Despite these studies, the idea that smoking accelerates disc degeneration is not universally accepted by clinicians. In practice, clinicians do not routinely advise patients with cervical disc degeneration to quit smoking, at least not in our country, Turkey. This may be due to the limited number of clinical and radiological studies or the lack of awareness on this issue.

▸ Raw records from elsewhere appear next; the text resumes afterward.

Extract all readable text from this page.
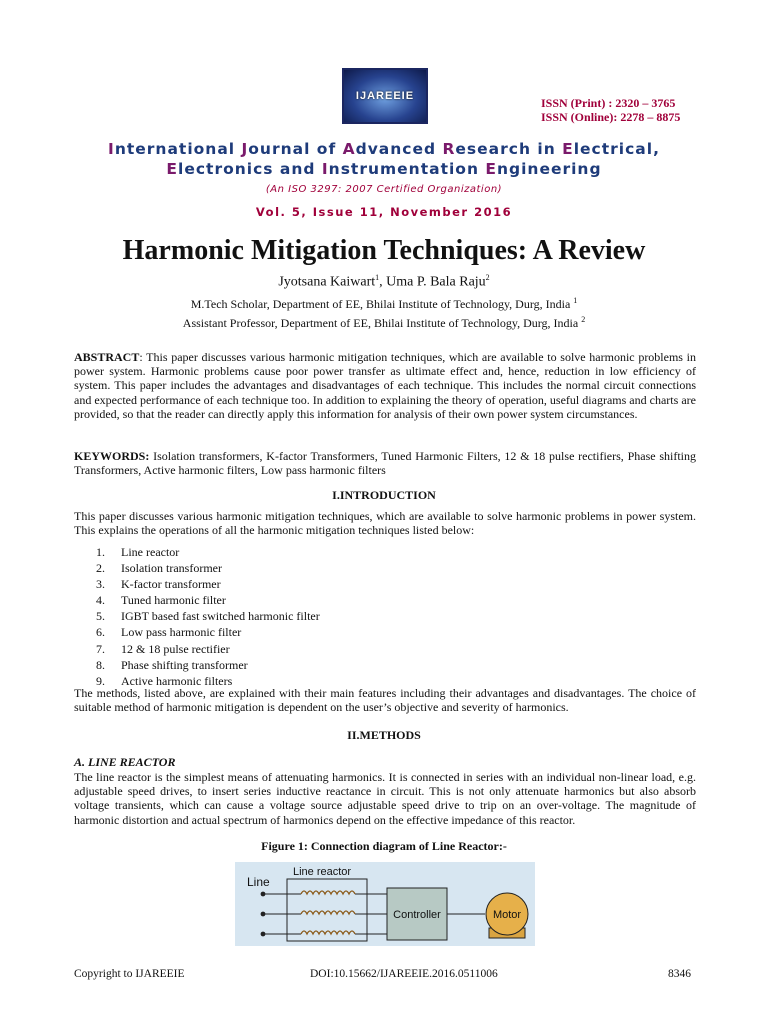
IJAREEIE	ISSN (Print) : 2320 – 3765
ISSN (Online): 2278 – 8875
International Journal of Advanced Research in Electrical,
Electronics and Instrumentation Engineering
(An ISO 3297: 2007 Certified Organization)
Vol. 5, Issue 11, November 2016
Harmonic Mitigation Techniques: A Review
Jyotsana Kaiwart$^1$, Uma P. Bala Raju$^2$
M.Tech Scholar, Department of EE, Bhilai Institute of Technology, Durg, India $^1$
Assistant Professor, Department of EE, Bhilai Institute of Technology, Durg, India $^2$
ABSTRACT: This paper discusses various harmonic mitigation techniques, which are available to solve harmonic problems in power system. Harmonic problems cause poor power transfer as ultimate effect and, hence, reduction in low efficiency of system. This paper includes the advantages and disadvantages of each technique. This includes the normal circuit connections and expected performance of each technique too. In addition to explaining the theory of operation, useful diagrams and charts are provided, so that the reader can directly apply this information for analysis of their own power system circumstances.
KEYWORDS: Isolation transformers, K-factor Transformers, Tuned Harmonic Filters, 12 & 18 pulse rectifiers, Phase shifting Transformers, Active harmonic filters, Low pass harmonic filters
I.INTRODUCTION
This paper discusses various harmonic mitigation techniques, which are available to solve harmonic problems in power system. This explains the operations of all the harmonic mitigation techniques listed below:
1.	Line reactor
2.	Isolation transformer
3.	K-factor transformer
4.	Tuned harmonic filter
5.	IGBT based fast switched harmonic filter
6.	Low pass harmonic filter
7.	12 & 18 pulse rectifier
8.	Phase shifting transformer
9.	Active harmonic filters
The methods, listed above, are explained with their main features including their advantages and disadvantages. The choice of suitable method of harmonic mitigation is dependent on the user’s objective and severity of harmonics.
II.METHODS
A. LINE REACTOR
The line reactor is the simplest means of attenuating harmonics. It is connected in series with an individual non-linear load, e.g. adjustable speed drives, to insert series inductive reactance in circuit. This is not only attenuate harmonics but also absorb voltage transients, which can cause a voltage source adjustable speed drive to trip on an over-voltage. The magnitude of harmonic distortion and actual spectrum of harmonics depend on the effective impedance of this reactor.
Figure 1: Connection diagram of Line Reactor:-
Line
Line reactor
Controller	Motor
Copyright to IJAREEIE	DOI:10.15662/IJAREEIE.2016.0511006	8346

Our study is valuable as it demonstrates radiologically that smoking contributes to disc degeneration.

Age is an important factor influencing disc degeneration, with degeneration significantly increasing as age advances [41]. In our study, the average age and sex distribution were statistically similar between the research groups formed according to smoking status, which ensured that the results were not influenced by age.

There are studies showing that physical activity affects disc degeneration [42,43]. Occupational or sports-related physical activities can also have a negative impact on disc degeneration [44]. Workers involved in jobs that require prolonged flexion of the head, such as furniture or car repairmen and certain factory workers, were excluded from our study to eliminate the influence of physical activities that could cause cervical disc degeneration.

Studies have shown that individuals with a family history of disc degeneration tend to experience greater degrees of disc degeneration [45], and there is strong evidence that genetic factors play a significant role in its development [46]. In our study, patients with a family history of cervical disc herniation were excluded to minimize the potential effect of this variable on the outcomes. One of the main strengths of our study is the broad exclusion criteria, which allowed us to eliminate other contributing factors to cervical disc degeneration and thereby specifically examine the relationship between smoking and cervical disc degeneration. However, some limitations must be acknowledged. Despite excluding patients with a family history, other important etiological factors, such as genetic predisposition and loss of cervical lordosis, could not be fully ruled out. More meaningful and conclusive results might be obtained by conducting a similar study in a population without cervical lordosis loss. Another limitation of our study is the relatively small sample size, as it was conducted with only 293 patients. Therefore, further studies with larger populations are warranted to validate our findings.

Conclusions

In this study, after excluding risk factors such as systemic diseases, systemic treatments, occupations requiring prolonged posture (eg, furniture makers, car repairmen, certain factory workers), previous cervical disc surgeries, cervical trauma or severe head trauma history, body mass index ≥30 kg/m2, and family history of cervical disc hernia surgeries, we found that smoking increases cervical disc degeneration. While the role of smoking in cervical disc degeneration is still not fully clear, this study supports the existing evidence for recommending smoking cessation in patients with cervical disc degeneration.

Data Availability Statement

The data that support the findings of this study are available on request from the corresponding author.